きみの世界に、青が鳴る | 理想と成長の物語

感想 ※ネタバレあり

5年近く続いた階段島シリーズも今作で最後。

きみの世界に、青が鳴る (新潮文庫nex)

きみの世界に、青が鳴る (新潮文庫nex)

計6冊の文庫を順番に並べると、 1. いなくなれ、群青 2. その白さえ嘘だとしても 3. 汚れた赤を恋と呼ぶんだ 4. 凶器は壊れた黒の叫び 5. 夜空の呪いに色はない 6. きみの世界に、青が鳴る 個人的に好きなのは『汚れた赤を恋と呼ぶんだ』。気に入った文章を抜き書きしていたら、とんでもなく時間がかかった記憶がある。

汚れた赤を恋と呼ぶんだ (新潮文庫nex)

汚れた赤を恋と呼ぶんだ (新潮文庫nex)

シリーズのテーマである「理想」と「成長」の葛藤は、 この『きみの世界に、青が鳴る』で結末を迎える。
大多数の人間は、理想と折り合いをつけて大人になる。
ごく少数の選ばれし人間は、理想を叶えて大人になる。
そして残りの人間は、理想を抱いて溺死する。
どれが正しいのかはわからない。どれも正しいのだと思う。
ただひとつ言えるのは、たった一人で理想を追い続けるのは、寂しく悲しいと言うこと。

どっちつかずの物語の結末について、村上春樹みたいで良い言う人もいるだろうし、一方で、腑に落ちないと納得しない人もいるはず。

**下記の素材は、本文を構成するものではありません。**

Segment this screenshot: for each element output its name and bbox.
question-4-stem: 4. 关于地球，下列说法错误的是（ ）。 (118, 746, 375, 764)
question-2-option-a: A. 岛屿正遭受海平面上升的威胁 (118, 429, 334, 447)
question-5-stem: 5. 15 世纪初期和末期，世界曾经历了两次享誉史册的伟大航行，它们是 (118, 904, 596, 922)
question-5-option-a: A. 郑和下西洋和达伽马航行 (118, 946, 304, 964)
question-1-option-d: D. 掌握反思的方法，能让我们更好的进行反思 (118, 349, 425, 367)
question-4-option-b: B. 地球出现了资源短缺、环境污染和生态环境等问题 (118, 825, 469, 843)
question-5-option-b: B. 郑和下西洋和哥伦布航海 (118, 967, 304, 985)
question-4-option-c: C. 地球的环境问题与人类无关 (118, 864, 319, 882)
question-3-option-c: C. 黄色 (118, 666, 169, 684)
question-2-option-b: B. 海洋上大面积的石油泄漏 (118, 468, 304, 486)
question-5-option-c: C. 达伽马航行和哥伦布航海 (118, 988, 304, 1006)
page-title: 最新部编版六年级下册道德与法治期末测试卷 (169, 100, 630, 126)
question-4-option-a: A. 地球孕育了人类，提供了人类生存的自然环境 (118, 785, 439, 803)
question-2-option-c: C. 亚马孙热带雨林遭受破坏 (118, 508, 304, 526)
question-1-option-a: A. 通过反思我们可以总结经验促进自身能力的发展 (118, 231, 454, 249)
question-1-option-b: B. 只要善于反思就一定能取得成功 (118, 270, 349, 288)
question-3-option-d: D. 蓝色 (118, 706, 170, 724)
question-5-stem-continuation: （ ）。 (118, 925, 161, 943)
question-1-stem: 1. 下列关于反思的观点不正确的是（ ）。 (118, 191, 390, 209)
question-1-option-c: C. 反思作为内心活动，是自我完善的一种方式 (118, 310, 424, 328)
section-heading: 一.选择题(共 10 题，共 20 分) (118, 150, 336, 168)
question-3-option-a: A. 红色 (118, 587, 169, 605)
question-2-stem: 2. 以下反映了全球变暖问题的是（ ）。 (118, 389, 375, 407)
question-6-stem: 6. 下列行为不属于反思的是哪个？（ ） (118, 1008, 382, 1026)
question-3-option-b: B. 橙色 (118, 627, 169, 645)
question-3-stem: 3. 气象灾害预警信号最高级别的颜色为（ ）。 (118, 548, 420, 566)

好き嫌いが別れるところだろう。
実際、綺麗な文体と物語の余白と「成長」に対する寂寥感が、村上春樹を彷彿とさせるシリーズだった。

いなくなれ、群青 (新潮文庫nex)

いなくなれ、群青 (新潮文庫nex)

エピローグについて

大地の旅立ちから二年後に真辺が階段島を去り、さらに五年後に七草が自分自身と会ったことが語られるエピローグ。
23歳になった現実の七草は市役所に勤めているということだけど、素直に捉えるなら大地のことをきっかけに、児童相談所の職員になったとか、そういうところなんだろう。
そして現実の七草の指に光る指輪。真辺と結ばれたと考えるのは安易かもしれないけれど、そう考えれば辻褄が合う。
階段島の七草は、真辺に惹かれていたけれど、恋人同士の関係にはなりたくなかった。恋人という単純な言葉で表される以上の関係を、彼は理想としていた。そうした複雑でめんどくさい感情を、現実の七草が捨てたのであれば、彼と真辺が付き合うことは容易だったはず。
そして現実の真辺の方からしてみると、七草がそばにいてくれれば、理想を追い続ける自分を捨てる必要はない。だから階段島の真辺は消え、現実へと戻ることができた。
エピローグの余白を埋めると、だいたいそんなところだろう。